0.3 [dogfood] (2 February 2000)
Fixed bug in assigning default values (mutables confusion). form.MAP non-submission value changed to (-1, -1)
0.4 [dogfood] (6 March 2000)
form.INT now clips when the number goes above maxint instead of throwing an exception. Not sure whether this is good behaviour but it follows the idea of not throwing exceptions due to bad user input. form.BOOL class replaces old BOOLEAN kludge. form.writeUrlEncoded[Stream] no longer prepends a '?'.
0.5 [dogfood] (31 March 2000)
Removed embarrassingly bad stream parsing bugs. Fixed ENUM so that '' can be a non-default value
0.6 [dogfood] (11 June 2000)
Added name-encoding system. Cleaned up image map detection. Added initialise call to avoid having to access limits and other module variables manually, and to allow me to make more interface changes like those in version 0.4 without breaking backwards compatibility.
0.7 [beta] (15 June 2000)
Fixed bug in multipart parsing affecting multiple file uploads. All major features have now been tested, so I'm taking form.py to beta.
0.8 [beta] (13 September 2000)
Added optional default to INT and FLOAT types. Added EitherMapping object replacing plain dictionaries to allow slightly cleaner-looking access to form values. Hopefully this will not cause any incompatibilities.
0.9 [beta] (9 November 2000)
Safeish strings may now not begin with '/' or '.'. Code comments wrapped to 80 columns. Documentation finally brought up-to-date.
1.0 [final] (7 December 2000)
Added trivial encJ and encHJ functions. Cleaned up EitherMapping so it's safe to use in other scripts.
1.1 [beta] (21 December 2000)
Added encI and decI functions, made decI happen automatically on name:value separation. Removed pointless encHU call from documentation. Disallowed the remaining top-bit-set characters from makeSafe strings, in case somehow they lead to the Unicode-parsing security breaches that turned up in IIS. They're still allowed in makeSafeIsh though.
1.2 [final] (29 January 2001)
EitherMapping now allows entries to be removed using del.
1.3 [final] (11 April 2002)
encH, encU and encI made more strict about what things they escape, to expand their usefulness a bit. '+'-encoding in encU fixed (can't believe I let that slip through after deliberately remembering to get it right). encH no longer attempts to HTML-encode top-bit-set characters, so they are left in whatever character set the document is declared as rather than becoming references to the Unicode characters they might not be. This is as a prelude to proper Unicode support coming in the next release.

Licence

Copyright © 2000 Andrew Clover. Released under the GNU General Public License.
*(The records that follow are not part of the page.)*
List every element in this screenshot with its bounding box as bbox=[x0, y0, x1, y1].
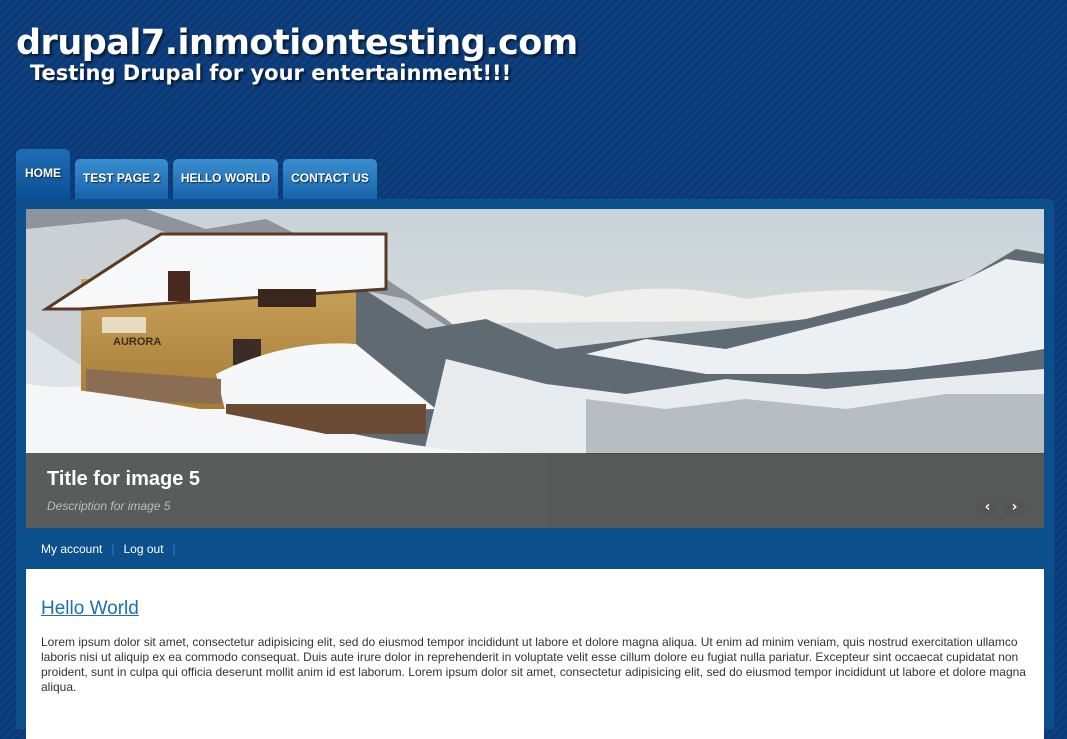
previous-slide-button[interactable]: ‹ bbox=[977, 497, 998, 518]
tab-contact-us[interactable]: CONTACT US bbox=[283, 159, 377, 201]
slideshow: AURORA Title for image 5 Description for… bbox=[26, 209, 1044, 528]
hut-sign-text: AURORA bbox=[113, 336, 161, 348]
site-slogan: Testing Drupal for your entertainment!!! bbox=[30, 61, 512, 85]
main-panel: AURORA Title for image 5 Description for… bbox=[16, 199, 1054, 739]
user-menu: My account | Log out | bbox=[41, 542, 185, 556]
article-title[interactable]: Hello World bbox=[41, 598, 139, 620]
menu-separator: | bbox=[111, 542, 115, 556]
next-slide-button[interactable]: › bbox=[1004, 497, 1025, 518]
article-body: Lorem ipsum dolor sit amet, consectetur … bbox=[41, 635, 1026, 694]
my-account-link[interactable]: My account bbox=[41, 542, 102, 556]
content-area: Hello World Lorem ipsum dolor sit amet, … bbox=[26, 569, 1044, 739]
tab-hello-world[interactable]: HELLO WORLD bbox=[173, 159, 278, 201]
site-header: drupal7.inmotiontesting.com Testing Drup… bbox=[16, 22, 578, 85]
slide-title: Title for image 5 bbox=[47, 468, 201, 490]
site-name[interactable]: drupal7.inmotiontesting.com bbox=[16, 22, 578, 64]
hut-sign-board bbox=[102, 317, 146, 333]
tab-home[interactable]: HOME bbox=[16, 149, 70, 201]
menu-separator: | bbox=[172, 542, 176, 556]
tab-test-page-2[interactable]: TEST PAGE 2 bbox=[75, 159, 168, 201]
slide-caption: Title for image 5 Description for image … bbox=[26, 453, 1044, 528]
slide-description: Description for image 5 bbox=[47, 499, 171, 513]
log-out-link[interactable]: Log out bbox=[123, 542, 163, 556]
This program is free software; you can redistribute it and/or modify it under the terms of the GNU General Public License as published by the Free Software Foundation; either version 2 of the License, or (at your option) any later version.

This program is distributed in the hope that it will be useful, but WITHOUT ANY WARRANTY; without even the implied warranty of MERCHANTABILITY or FITNESS FOR A PARTICULAR PURPOSE. See the GNU General Public License for more details.

You should have received a copy of the GNU General Public License along with this program; if not, write to the Free Software Foundation, Inc., 59 Temple Place - Suite 330, Boston, MA 02111-1307, USA.